You can think of the two options like this:
- Apple Music is like that friend you have in college who works at the local radio station and always has his thumb on the pulse of what's cool and what's about to be. He burns you CDs with future Rolling Stone cover artists, bands that will win a Grammy two years from now, and songs that are about to get perfect 10s from Pitchfork. He doesn't care that you don't like Radiohead and will include their latest B-side no matter how many times you tell him not to. His CDs aren't about what you like, they are about what's objectively good.
- Spotify is like that girl that has a serious crush on you in the 11th grade. She might not like all the same bands that you do, but she won't tell you that. She'll make you a mix tape that emphasizes your similarities, that makes you feel comfortable.
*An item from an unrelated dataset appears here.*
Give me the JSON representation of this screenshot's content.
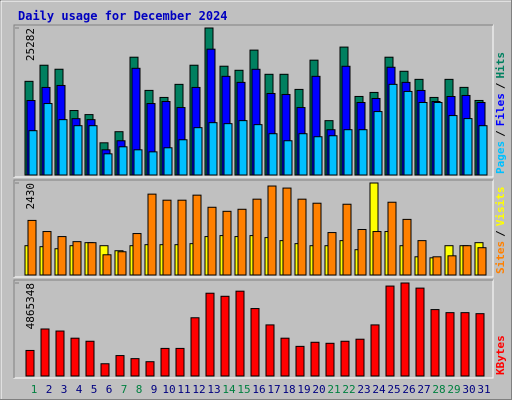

She'll throw in a fresh band or two that she wants to expose you to, but in a way that still feels familiar. The more time you spend with her, the better she gets to know you, and the better her mix tapes get.
At the end of the day, that's the real argument in favour of the algorithm - curated services might have some playlists that are objectively better, but they require more work to find, and they don't reward you for spending more time with them the way algorithm-based services do. That's why I've chosen the service that gets better the more I use it.
You don't have to take my word for it - you can sign up for Spotify for free and try it for yourself.
If you're planning on playing a bunch of tracks for an extended period of time that you really don't want affecting your recommendations, turn on "Private Listening."
I made the mistake of not doing this before using Spotify to DJ a party filled with college and university bros, and the following Monday, I was flooded with more EDM and trap anthems than I could handle. My Discover Weekly still hasn't completely recovered.